Hürrem olmak az şey mi..? Değil tabii. Kadın bir devre damgasını vurmuş. Parmağında oynatmış koca Osmanlıyı ve Cihan Padişahını. Hatta dünyaya nam salmış. Sözünün üstüne söz söylemek kimsenin haddi değilmiş. Ee ne olmuş kök salabilmiş mi şu dünyaya..? 


Ben her şeyi abartırım. Bir dönem kitap okumayı abartırım. Öyle ki, sabahlara kadar ve gözlerim oyulana kadar okurum, okurum. Sıra sıra kitapları dizerim gözümün önüne ve hepsi bitmeden nefes almam adeta. Bazen gezip tozmayı abartırım. Günlerce önceden gezi plan ve programları yaparım. Bazen de inzivaya çekilirim. Ne dışarı çıkmak ister canım ne gezip tozmak ne kitap okumak ne başka birşey. Bütün gün tembellik yapmak ister canım.

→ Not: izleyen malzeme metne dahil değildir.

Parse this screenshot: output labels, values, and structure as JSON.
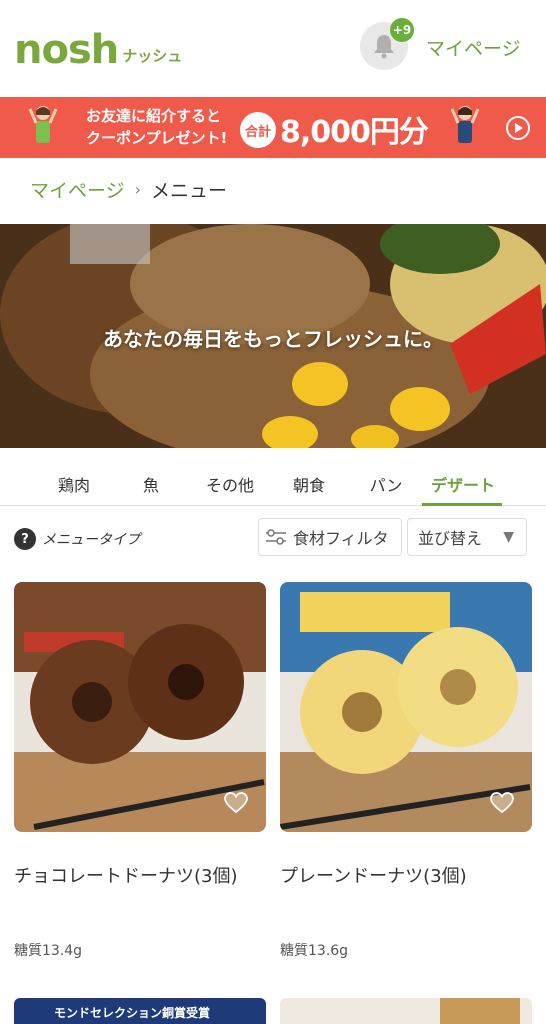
{
  "header": {
    "logo_main": "nosh",
    "logo_sub": "ナッシュ",
    "notification_count": "+9",
    "mypage_label": "マイページ"
  },
  "banner": {
    "line1": "お友達に紹介すると",
    "line2": "クーポンプレゼント!",
    "total_label": "合計",
    "amount": "8,000円分"
  },
  "breadcrumb": {
    "parent": "マイページ",
    "current": "メニュー"
  },
  "hero": {
    "tagline": "あなたの毎日をもっとフレッシュに。"
  },
  "tabs": [
    {
      "label": "鶏肉"
    },
    {
      "label": "魚"
    },
    {
      "label": "その他"
    },
    {
      "label": "朝食"
    },
    {
      "label": "パン"
    },
    {
      "label": "デザート"
    }
  ],
  "filters": {
    "menu_type_label": "メニュータイプ",
    "ingredient_filter_label": "食材フィルタ",
    "sort_label": "並び替え"
  },
  "products": [
    {
      "name": "チョコレートドーナツ(3個)",
      "carb": "糖質13.4g"
    },
    {
      "name": "プレーンドーナツ(3個)",
      "carb": "糖質13.6g"
    }
  ],
  "next_row": {
    "left_label": "モンドセレクション銅賞受賞"
  },
  "colors": {
    "brand_green": "#6aa33a",
    "banner_red": "#f05a4a"
  }
}
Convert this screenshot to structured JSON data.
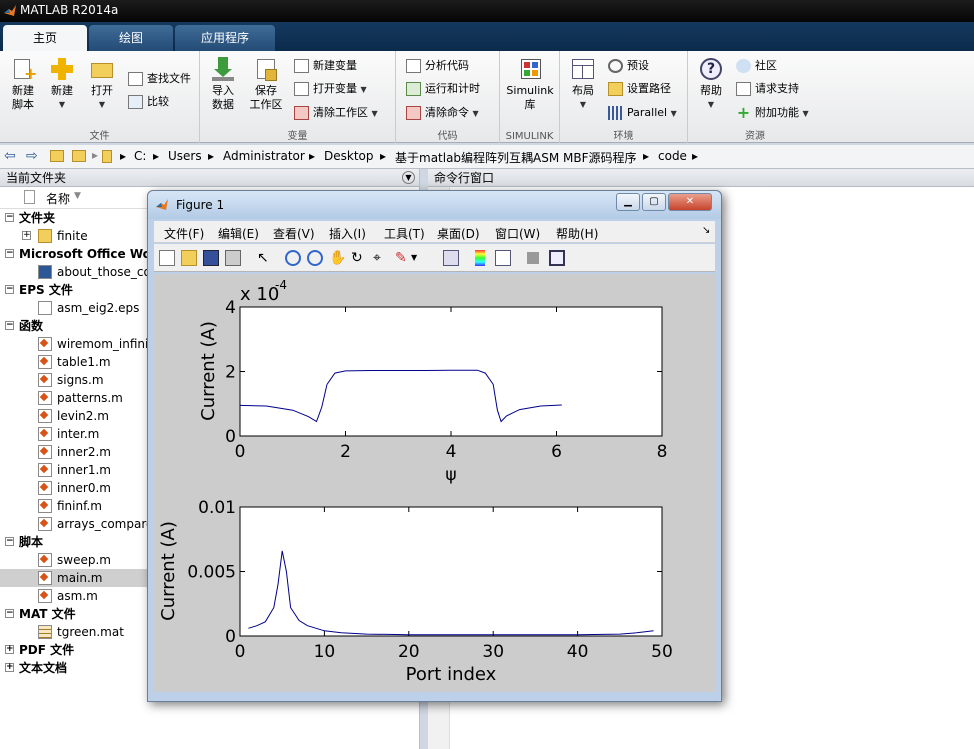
{
  "window": {
    "title": "MATLAB R2014a"
  },
  "tabs": [
    {
      "label": "主页"
    },
    {
      "label": "绘图"
    },
    {
      "label": "应用程序"
    }
  ],
  "ribbon": {
    "file_group": {
      "label": "文件",
      "new_script": "新建\n脚本",
      "new": "新建",
      "open": "打开",
      "find_files": "查找文件",
      "compare": "比较"
    },
    "variable_group": {
      "label": "变量",
      "import": "导入\n数据",
      "save_ws": "保存\n工作区",
      "new_var": "新建变量",
      "open_var": "打开变量",
      "clear_ws": "清除工作区"
    },
    "code_group": {
      "label": "代码",
      "analyze": "分析代码",
      "run_time": "运行和计时",
      "clear_cmd": "清除命令"
    },
    "simulink_group": {
      "label": "SIMULINK",
      "simulink": "Simulink\n库"
    },
    "env_group": {
      "label": "环境",
      "layout": "布局",
      "prefs": "预设",
      "set_path": "设置路径",
      "parallel": "Parallel"
    },
    "resources_group": {
      "label": "资源",
      "help": "帮助",
      "community": "社区",
      "support": "请求支持",
      "addons": "附加功能"
    }
  },
  "address": {
    "segments": [
      "C:",
      "Users",
      "Administrator",
      "Desktop",
      "基于matlab编程阵列互耦ASM MBF源码程序",
      "code"
    ]
  },
  "current_folder": {
    "title": "当前文件夹",
    "col_name": "名称",
    "rows": [
      {
        "kind": "hdr",
        "text": "文件夹",
        "exp": "−"
      },
      {
        "kind": "item",
        "text": "finite",
        "icon": "folder",
        "exp": "+"
      },
      {
        "kind": "hdr",
        "text": "Microsoft Office Wor",
        "exp": "−"
      },
      {
        "kind": "item",
        "text": "about_those_co",
        "icon": "doc"
      },
      {
        "kind": "hdr",
        "text": "EPS 文件",
        "exp": "−"
      },
      {
        "kind": "item",
        "text": "asm_eig2.eps",
        "icon": "file"
      },
      {
        "kind": "hdr",
        "text": "函数",
        "exp": "−"
      },
      {
        "kind": "item",
        "text": "wiremom_infinit",
        "icon": "fx"
      },
      {
        "kind": "item",
        "text": "table1.m",
        "icon": "fx"
      },
      {
        "kind": "item",
        "text": "signs.m",
        "icon": "fx"
      },
      {
        "kind": "item",
        "text": "patterns.m",
        "icon": "fx"
      },
      {
        "kind": "item",
        "text": "levin2.m",
        "icon": "fx"
      },
      {
        "kind": "item",
        "text": "inter.m",
        "icon": "fx"
      },
      {
        "kind": "item",
        "text": "inner2.m",
        "icon": "fx"
      },
      {
        "kind": "item",
        "text": "inner1.m",
        "icon": "fx"
      },
      {
        "kind": "item",
        "text": "inner0.m",
        "icon": "fx"
      },
      {
        "kind": "item",
        "text": "fininf.m",
        "icon": "fx"
      },
      {
        "kind": "item",
        "text": "arrays_compare",
        "icon": "fx"
      },
      {
        "kind": "hdr",
        "text": "脚本",
        "exp": "−"
      },
      {
        "kind": "item",
        "text": "sweep.m",
        "icon": "m"
      },
      {
        "kind": "item",
        "text": "main.m",
        "icon": "m",
        "selected": true
      },
      {
        "kind": "item",
        "text": "asm.m",
        "icon": "m"
      },
      {
        "kind": "hdr",
        "text": "MAT 文件",
        "exp": "−"
      },
      {
        "kind": "item",
        "text": "tgreen.mat",
        "icon": "mat"
      },
      {
        "kind": "hdr",
        "text": "PDF 文件",
        "exp": "+"
      },
      {
        "kind": "hdr",
        "text": "文本文档",
        "exp": "+"
      }
    ]
  },
  "command_window": {
    "title": "命令行窗口"
  },
  "figure": {
    "title": "Figure 1",
    "menu": [
      "文件(F)",
      "编辑(E)",
      "查看(V)",
      "插入(I)",
      "工具(T)",
      "桌面(D)",
      "窗口(W)",
      "帮助(H)"
    ]
  },
  "colors": {
    "line": "#00008b",
    "accent": "#0c2b4b"
  },
  "chart_data": [
    {
      "type": "line",
      "xlabel": "ψ",
      "ylabel": "Current  (A)",
      "exponent_label": "x 10",
      "exponent_power": "-4",
      "xlim": [
        0,
        8
      ],
      "ylim": [
        0,
        4
      ],
      "xticks": [
        "0",
        "2",
        "4",
        "6",
        "8"
      ],
      "yticks": [
        "0",
        "2",
        "4"
      ],
      "series": [
        {
          "x": [
            0,
            0.5,
            1.0,
            1.3,
            1.45,
            1.55,
            1.65,
            1.8,
            2.0,
            2.5,
            3.0,
            3.5,
            4.0,
            4.5,
            4.65,
            4.8,
            4.88,
            4.95,
            5.05,
            5.3,
            5.7,
            6.1
          ],
          "y": [
            0.95,
            0.93,
            0.8,
            0.6,
            0.45,
            0.9,
            1.6,
            1.95,
            2.02,
            2.03,
            2.03,
            2.03,
            2.04,
            2.04,
            1.95,
            1.6,
            0.8,
            0.45,
            0.62,
            0.82,
            0.93,
            0.96
          ]
        }
      ]
    },
    {
      "type": "line",
      "xlabel": "Port index",
      "ylabel": "Current  (A)",
      "xlim": [
        0,
        50
      ],
      "ylim": [
        0,
        0.01
      ],
      "xticks": [
        "0",
        "10",
        "20",
        "30",
        "40",
        "50"
      ],
      "yticks": [
        "0",
        "0.005",
        "0.01"
      ],
      "series": [
        {
          "x": [
            1,
            2,
            3,
            4,
            4.5,
            5,
            5.5,
            6,
            7,
            8,
            10,
            12,
            15,
            20,
            25,
            30,
            35,
            40,
            45,
            47,
            49
          ],
          "y": [
            0.0006,
            0.0008,
            0.0011,
            0.0022,
            0.004,
            0.0066,
            0.005,
            0.0022,
            0.0012,
            0.0008,
            0.0004,
            0.00025,
            0.00015,
            0.0001,
            0.0001,
            0.0001,
            0.0001,
            0.0001,
            0.00015,
            0.00025,
            0.0004
          ]
        }
      ]
    }
  ]
}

Ama şimdi hakkımı da yemeyeyim. Evimi, eşimi, çocuklarımı hiç ihmal etmem. Valla :))) İşte son zamanlarda dizi  ve film izlemeyi oldukça abarttım. Asla tv izlemem yalnızca belgesel izlerim diyenlerden değilim. Gerçi şu abuk sabuk sabah programlarını, yemekmiş, kaynanaymış gelinmiş, evlendirmeymiş gibi programları gerçekten asla izlemiyorum. Çünkü sinirlerim zıplıyor... Ama Tarihe merakımın da etkisiyle Muhteşem Süleyman izlediğim diziler arasında. 


Bu bölümde öldürdük Hürrem'i... Renkli hayatı ile efsaneleşmiş, entrikaları, zekası, cesareti, ihtiraslarıyla ün salmış bir Sultan Hürrem Sultan. Kanuni Sultan Süleyman'la aşkları dillere destan. Gerçi bu konuda değişik kaynaklarda değişik bilgiler var. Kimi tarihçiler Hürrem'in saraya İbrahim Paşa tarafından getirildiğini ve ikisi arasında büyük bir aşk olduğunu ama İbrahim Paşa'nın, padişahın gözünde yerini iyice sağlamlaştırmak amacıyla  kendisini böylesine büyük bir aşkla seven bu kadını, elleriyle padişaha sunduğunu ve Hürrem'in (  Alexandra Anastasia La Rossa ) bu nedenle İbrahim'e sonu gelmez bir öfke ve kin beslediğini yazar. Aynı zamanda İbrahim'le Sultan Süleyman arasında öyle su sızdırmaz bir dostluk vardır ki; bunu da ölesiye kıskanmaktadır Hürrem.  Yani Hürrem Sultan Süleyman'a aşkla bağlı olmaktan ziyade bulunduğu konumu çok iyi değerlendirmiş de olabilir. Gerçeği, bir kadının kalbinde gerçekten kimin olduğunu kim bilebilir ki..? 


Devlet işlerinde etkin rol oynayarak Osmanlı İmparatorluğu’nda "Kadınlar saltanatı" denilen bir devri başlattığı kabul edilen ve sonuçta da tarihin tozlu sayfaları arasında kendine eşsiz bir yer edinen Hürrem bile 52 yıl yaşayabilmiş ancak. 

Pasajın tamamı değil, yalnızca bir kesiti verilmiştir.